Era un personaje estrafalario y esperpéntico. Nadie sabía ni
de dónde venía ni a dónde iba. Caía por las casas del campo al trasponer el
sol. Si le daban de comer, comía; si no, proseguía. Era un filósofo que
asombraba por cuanto sabía, por cuántos los otros creían que sabía y por lo que
predecía.
“Donde unos ven estrellas; otros, ven polvo cósmico en
suspensión…” Y usted, tío Moya, usted qué ve? - María, respondió, a la mujer que le
interpelaba, “eso quisiera saber lo que veo yo porque llevo mucho tiempo
preguntándomelo”.
Les dijo que serían temibles los “de las cinco muelas”, y
que vendría un guerra, la más grande de todas la guerras… Les metía el susto en
el cuerpo.
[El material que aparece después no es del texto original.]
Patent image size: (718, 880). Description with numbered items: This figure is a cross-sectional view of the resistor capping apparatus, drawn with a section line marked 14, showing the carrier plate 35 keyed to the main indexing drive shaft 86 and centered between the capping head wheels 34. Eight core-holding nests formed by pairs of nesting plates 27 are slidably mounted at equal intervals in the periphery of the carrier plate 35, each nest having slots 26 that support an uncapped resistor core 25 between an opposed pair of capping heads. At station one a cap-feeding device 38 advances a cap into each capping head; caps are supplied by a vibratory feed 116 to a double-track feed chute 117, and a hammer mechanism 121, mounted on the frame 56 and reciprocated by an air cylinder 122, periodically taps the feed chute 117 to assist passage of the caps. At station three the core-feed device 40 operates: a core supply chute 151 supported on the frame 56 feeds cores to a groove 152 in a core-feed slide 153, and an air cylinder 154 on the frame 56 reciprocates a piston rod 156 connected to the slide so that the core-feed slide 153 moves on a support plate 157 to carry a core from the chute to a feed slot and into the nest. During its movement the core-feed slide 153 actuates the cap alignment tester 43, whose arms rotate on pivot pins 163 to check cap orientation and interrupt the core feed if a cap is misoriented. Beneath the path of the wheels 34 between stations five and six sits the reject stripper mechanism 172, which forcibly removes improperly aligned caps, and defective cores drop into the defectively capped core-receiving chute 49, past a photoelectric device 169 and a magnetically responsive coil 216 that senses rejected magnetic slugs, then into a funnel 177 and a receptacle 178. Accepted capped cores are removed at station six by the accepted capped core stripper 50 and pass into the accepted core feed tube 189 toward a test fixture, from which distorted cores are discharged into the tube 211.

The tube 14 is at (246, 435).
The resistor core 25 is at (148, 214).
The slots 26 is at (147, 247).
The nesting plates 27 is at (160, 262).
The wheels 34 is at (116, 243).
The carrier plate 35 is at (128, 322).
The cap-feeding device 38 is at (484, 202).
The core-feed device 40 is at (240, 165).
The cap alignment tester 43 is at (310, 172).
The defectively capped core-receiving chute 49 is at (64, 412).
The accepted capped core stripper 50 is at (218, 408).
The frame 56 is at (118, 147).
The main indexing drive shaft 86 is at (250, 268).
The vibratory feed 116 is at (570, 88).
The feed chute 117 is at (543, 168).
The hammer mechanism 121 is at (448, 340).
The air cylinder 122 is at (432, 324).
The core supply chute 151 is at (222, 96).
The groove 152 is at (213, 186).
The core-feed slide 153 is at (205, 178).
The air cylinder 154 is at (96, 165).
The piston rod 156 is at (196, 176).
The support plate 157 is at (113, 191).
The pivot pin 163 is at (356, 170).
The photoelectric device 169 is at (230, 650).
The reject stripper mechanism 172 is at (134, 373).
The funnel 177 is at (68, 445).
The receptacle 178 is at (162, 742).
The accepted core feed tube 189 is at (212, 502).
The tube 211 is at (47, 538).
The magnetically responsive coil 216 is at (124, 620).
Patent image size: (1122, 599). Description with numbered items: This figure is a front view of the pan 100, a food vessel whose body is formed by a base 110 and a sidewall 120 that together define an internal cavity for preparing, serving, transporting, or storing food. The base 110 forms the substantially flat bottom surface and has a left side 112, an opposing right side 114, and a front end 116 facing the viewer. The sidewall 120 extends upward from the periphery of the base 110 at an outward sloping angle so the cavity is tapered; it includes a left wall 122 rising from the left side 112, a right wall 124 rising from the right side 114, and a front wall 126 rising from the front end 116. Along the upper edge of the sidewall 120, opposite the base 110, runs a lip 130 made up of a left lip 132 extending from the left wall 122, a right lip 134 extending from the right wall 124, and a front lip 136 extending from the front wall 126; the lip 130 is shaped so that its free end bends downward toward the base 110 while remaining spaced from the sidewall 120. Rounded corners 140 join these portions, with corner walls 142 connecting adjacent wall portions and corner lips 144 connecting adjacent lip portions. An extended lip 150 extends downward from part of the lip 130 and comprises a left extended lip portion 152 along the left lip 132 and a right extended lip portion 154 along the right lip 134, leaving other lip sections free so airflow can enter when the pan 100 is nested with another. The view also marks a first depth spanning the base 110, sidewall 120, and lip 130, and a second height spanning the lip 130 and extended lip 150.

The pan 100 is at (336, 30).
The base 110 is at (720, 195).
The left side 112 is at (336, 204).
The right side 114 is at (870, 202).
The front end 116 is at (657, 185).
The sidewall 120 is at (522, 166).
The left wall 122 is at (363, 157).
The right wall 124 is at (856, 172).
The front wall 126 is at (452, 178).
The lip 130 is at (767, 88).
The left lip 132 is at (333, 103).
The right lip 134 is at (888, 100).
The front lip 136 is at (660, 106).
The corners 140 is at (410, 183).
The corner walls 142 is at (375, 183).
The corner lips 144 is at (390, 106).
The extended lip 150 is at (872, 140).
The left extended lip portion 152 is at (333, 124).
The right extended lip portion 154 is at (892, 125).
Contaba cosas a la luz del candil, dormía en el pajar y, a la mañana
siguiente, desaparecía…
Yo nunca lo vi. Cada
vez que aparecía un mendigo, por el camino, me preguntaba, en mi
curiosidad infantil, si aquel hombre sería el tío Moya. Pero, por cómo lo
trataban los demás, no debía serlo. El
Tío Moya era - en su especie - una autoridad:
respetada, admiraba y, en cierto modo temida.
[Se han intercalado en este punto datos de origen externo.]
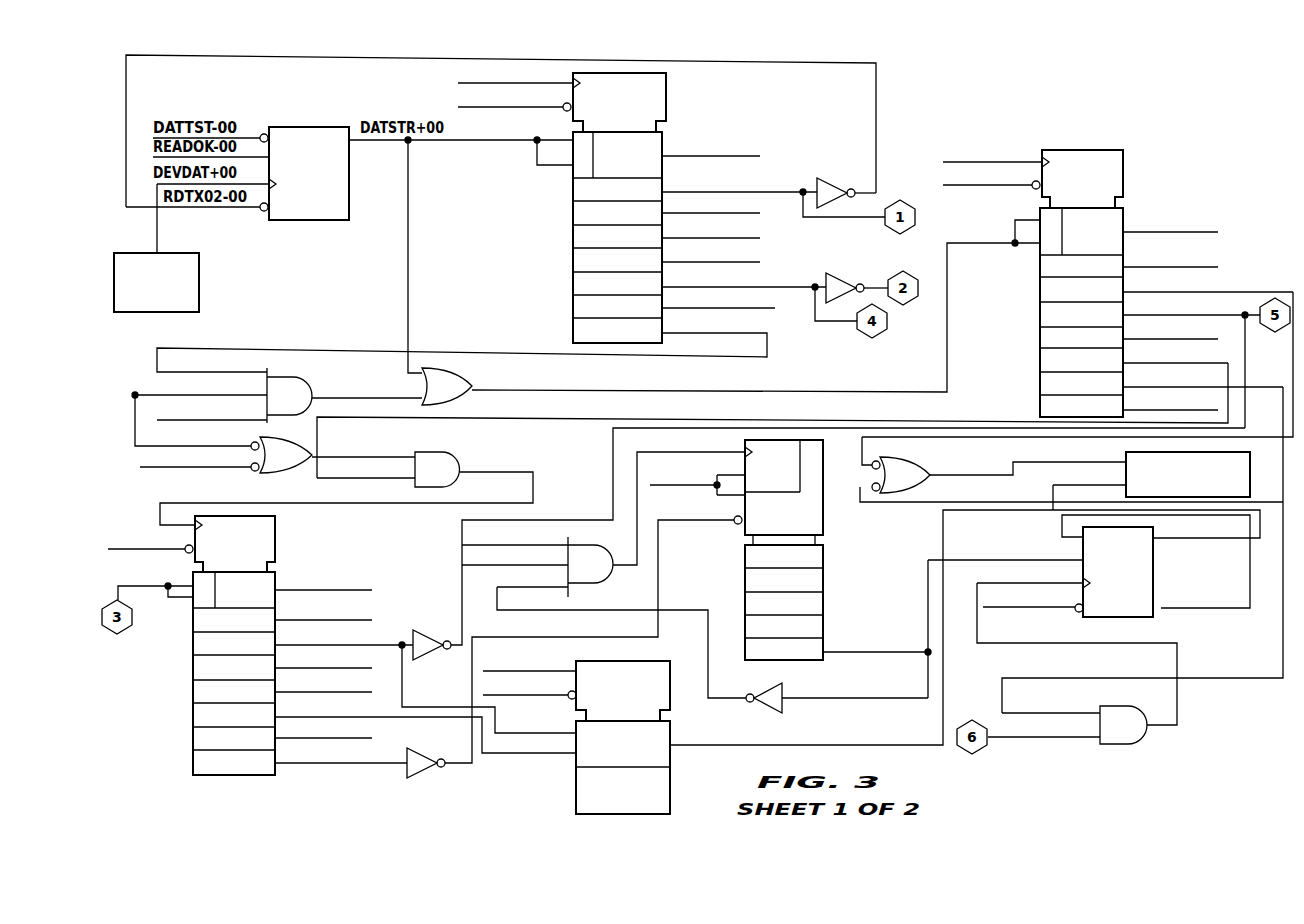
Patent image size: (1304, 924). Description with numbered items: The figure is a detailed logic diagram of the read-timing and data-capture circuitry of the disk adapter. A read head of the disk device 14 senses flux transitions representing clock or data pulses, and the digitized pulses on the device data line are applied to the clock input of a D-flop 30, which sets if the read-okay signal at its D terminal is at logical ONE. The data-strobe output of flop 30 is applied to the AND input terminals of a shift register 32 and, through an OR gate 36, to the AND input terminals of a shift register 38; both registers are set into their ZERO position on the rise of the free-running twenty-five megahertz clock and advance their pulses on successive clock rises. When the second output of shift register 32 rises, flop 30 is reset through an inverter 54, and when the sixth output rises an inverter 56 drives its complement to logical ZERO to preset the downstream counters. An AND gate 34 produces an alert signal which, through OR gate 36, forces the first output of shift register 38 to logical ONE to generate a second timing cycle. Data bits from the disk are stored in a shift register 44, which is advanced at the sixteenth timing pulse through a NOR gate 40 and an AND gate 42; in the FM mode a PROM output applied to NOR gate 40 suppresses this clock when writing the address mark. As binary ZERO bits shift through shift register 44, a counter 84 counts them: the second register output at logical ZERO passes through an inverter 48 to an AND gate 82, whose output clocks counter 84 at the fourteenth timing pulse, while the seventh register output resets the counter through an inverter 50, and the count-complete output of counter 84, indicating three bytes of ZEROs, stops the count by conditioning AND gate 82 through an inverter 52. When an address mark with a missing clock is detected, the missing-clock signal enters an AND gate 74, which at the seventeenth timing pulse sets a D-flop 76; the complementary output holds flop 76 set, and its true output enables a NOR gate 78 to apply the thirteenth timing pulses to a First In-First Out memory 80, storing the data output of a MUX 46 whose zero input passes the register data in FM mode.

The disk device 14 is at (199, 277).
The D-flop 30 is at (313, 220).
The shift register 32 is at (573, 247).
The AND gate 34 is at (293, 377).
The OR gate 36 is at (462, 396).
The shift register 38 is at (1040, 292).
The NOR gate 40 is at (285, 473).
The AND gate 42 is at (445, 452).
The shift register 44 is at (275, 541).
The MUX 46 is at (576, 772).
The inverter 48 is at (430, 641).
The inverter 50 is at (428, 755).
The inverter 52 is at (770, 690).
The inverter 54 is at (857, 158).
The inverter 56 is at (848, 277).
The AND gate 74 is at (1135, 742).
The D-flop 76 is at (1150, 617).
The NOR gate 78 is at (905, 447).
The First In-First Out memory 80 is at (1250, 478).
The AND gate 82 is at (600, 583).
The counter 84 is at (823, 580).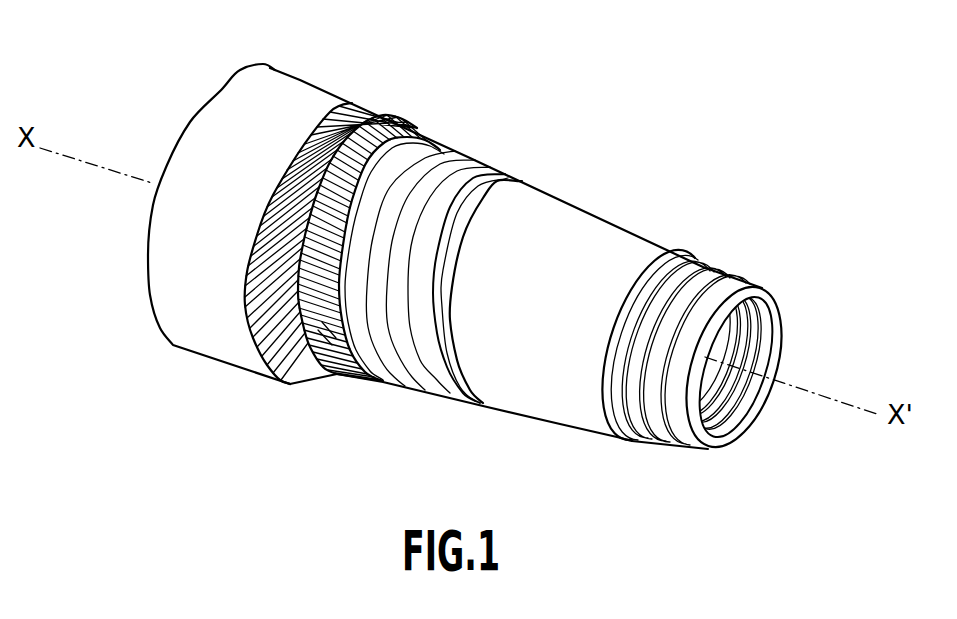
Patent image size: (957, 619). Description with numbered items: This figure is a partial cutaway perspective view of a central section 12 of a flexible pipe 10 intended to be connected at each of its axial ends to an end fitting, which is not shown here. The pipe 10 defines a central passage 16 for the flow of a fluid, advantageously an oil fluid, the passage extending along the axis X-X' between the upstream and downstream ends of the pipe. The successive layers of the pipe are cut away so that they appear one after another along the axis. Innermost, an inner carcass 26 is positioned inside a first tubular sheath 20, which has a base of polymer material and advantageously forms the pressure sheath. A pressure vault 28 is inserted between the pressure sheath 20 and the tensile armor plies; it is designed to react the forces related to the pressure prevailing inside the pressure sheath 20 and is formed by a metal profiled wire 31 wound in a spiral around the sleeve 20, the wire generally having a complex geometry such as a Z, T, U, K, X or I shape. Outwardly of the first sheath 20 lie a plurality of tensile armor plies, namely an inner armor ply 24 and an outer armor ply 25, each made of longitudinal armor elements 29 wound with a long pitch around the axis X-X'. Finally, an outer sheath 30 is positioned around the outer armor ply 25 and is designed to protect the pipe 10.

The flexible pipe 10 is at (665, 137).
The central section 12 is at (477, 148).
The central passage 16 is at (740, 338).
The first tubular sheath 20 is at (592, 254).
The inner armor ply 24 is at (392, 142).
The outer armor ply 25 is at (345, 133).
The inner carcass 26 is at (710, 300).
The pressure vault 28 is at (468, 190).
The longitudinal armor elements 29 is at (325, 330).
The outer sheath 30 is at (278, 112).
The metal profiled wire 31 is at (437, 378).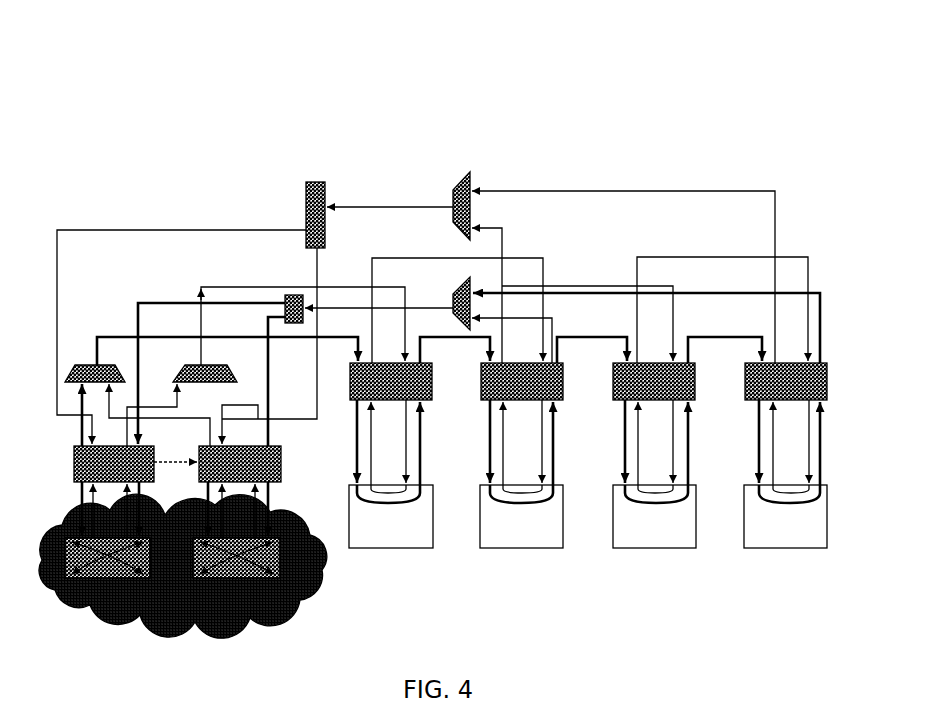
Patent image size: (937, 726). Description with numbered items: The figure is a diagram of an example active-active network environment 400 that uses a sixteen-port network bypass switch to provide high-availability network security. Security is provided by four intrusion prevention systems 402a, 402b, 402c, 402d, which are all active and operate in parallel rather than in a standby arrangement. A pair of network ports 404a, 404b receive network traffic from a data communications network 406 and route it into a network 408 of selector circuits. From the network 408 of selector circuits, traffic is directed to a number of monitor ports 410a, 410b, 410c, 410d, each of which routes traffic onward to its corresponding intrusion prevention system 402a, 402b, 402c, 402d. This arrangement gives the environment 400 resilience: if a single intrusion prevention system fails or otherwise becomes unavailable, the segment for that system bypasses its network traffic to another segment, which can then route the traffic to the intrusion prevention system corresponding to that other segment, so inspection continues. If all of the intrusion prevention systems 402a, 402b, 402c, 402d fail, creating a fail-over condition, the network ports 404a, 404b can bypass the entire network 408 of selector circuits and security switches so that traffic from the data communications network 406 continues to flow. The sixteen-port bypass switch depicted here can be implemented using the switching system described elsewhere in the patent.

Personaje de leyenda. La noche era su aliada. Trasmitía,
como Galdós en Fortunata y Jacinta,
presentimientos que sin saber porqué se hacían efectivos y cumplían,
siempre, lo anunciado. Era aquella una sociedad dominada por la incomunicación,
el analfabetismo y la curiosidad por todo lo que venía de otro sitio, aunque
fuesen mensajes, algunos indescifrables…
Avanzaba, una tarde de la recién estrenada primavera, el
tren por los montes ondulados de Galicia camino de Monforte de Lemos. Yo miraba
cómo pasaban los palos del telégrafo, y el campo verde, y los riachuelos con
agua, y las ovejas que pastaban en las
laderas.
Subió, al tren, un mendigo. Para los castellanos viejos
tenía acento gallego… No sé qué acento le darían, desde el otro lado, los
gallegos. ¿Sería una reencarnación? Otras veces me pregunto: ¿llegó a existir,
realmente, aquel personaje extraño, desconocido y esperpéntico, al que llamaban, el Tío Moya?